After the available information is collected, reviewed and analyzed, the investigator should usually report its findings directly to the institution’s management. Careful thought should be given as to how and in what manner this report should be provided. Written reports may not be advisable in some situations, because there always is the risk that a written report may be discoverable in the event of a FOIA request, litigation or a government investigation.

  1. What can you do to mitigate risk before the need for an investigation ever arises?

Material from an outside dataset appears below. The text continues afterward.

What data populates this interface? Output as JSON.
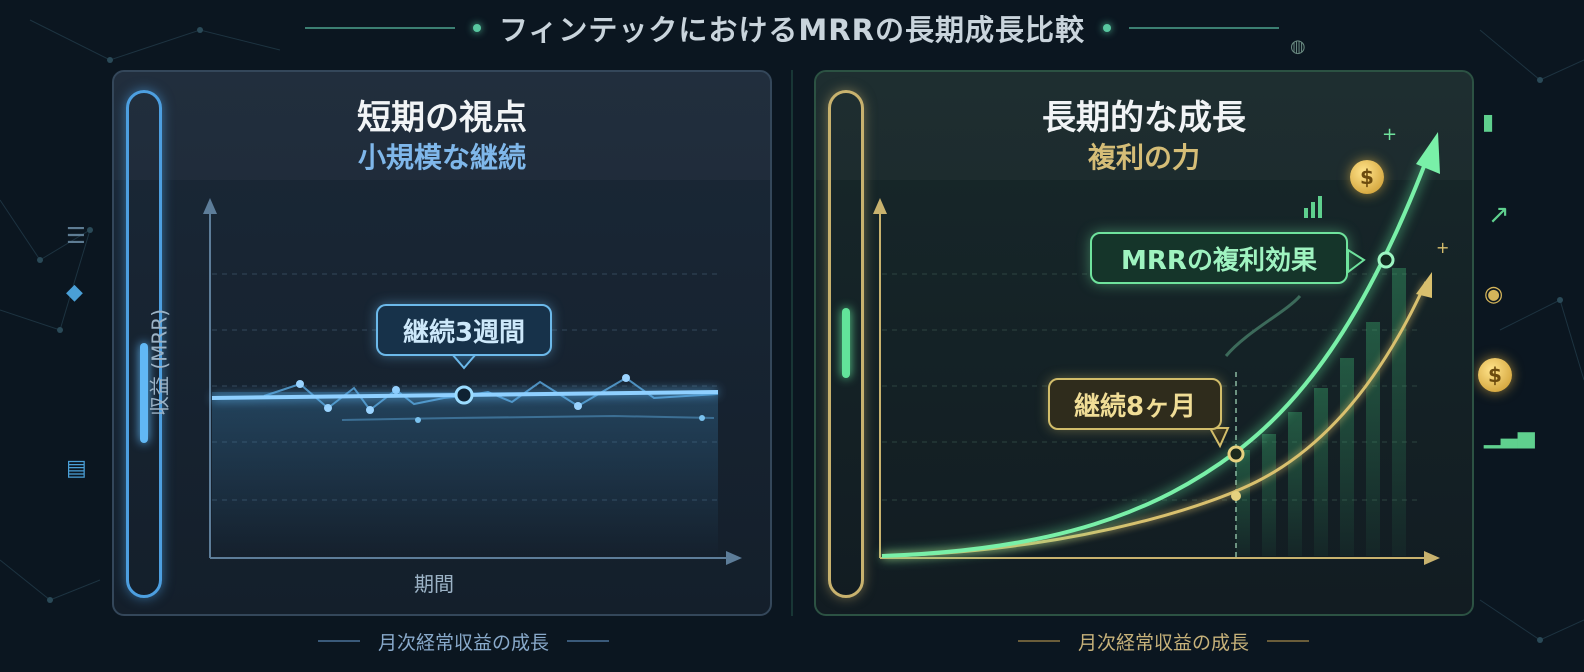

An institution can mitigate the risk of an investigation by addressing the risk of the underlying conduct, and there is a lot an institution can do in this regard. Some great approaches to reduce risk include implementing annual, mandatory training on sensitive issues (such as, for instance, discrimination, sexual harassment, and the applicable laws and regulations related to government funding) and routinely updating and revising policies and procedures manuals (including whistleblower and non-retaliation policies), which also should address an individual’s obligations to cooperate with an investigation. Another way to reduce risk is advising people to expect unannounced but periodic audits and actually conducting them. Anonymous hotlines or an online reporting system also could be adopted to help learn of situations as early as possible, and perhaps before a larger problem matures. Establishing a dedicated compliance department can help implement these measures, keep the measures current and make employees aware of their obligations. A dedicated internal audit department can help ensure that these measures are working and detect problems early to allow an institution to get out front and perhaps control how a situation develops. And the “tone at the top” set by the institution’s leaders is critical to creating a culture of compliance with policies, procedures, laws and regulations.

Unfortunately, if an institution does nothing to mitigate risk, it may face enhanced exposure and have difficulty explaining itself later. But a genuine top-down culture of encouraging people to report and disclose, without fear of reprimand, goes a very long way in protecting an institution. A useful and now-familiar phrase embodying that culture might be, “If you see something, say something.”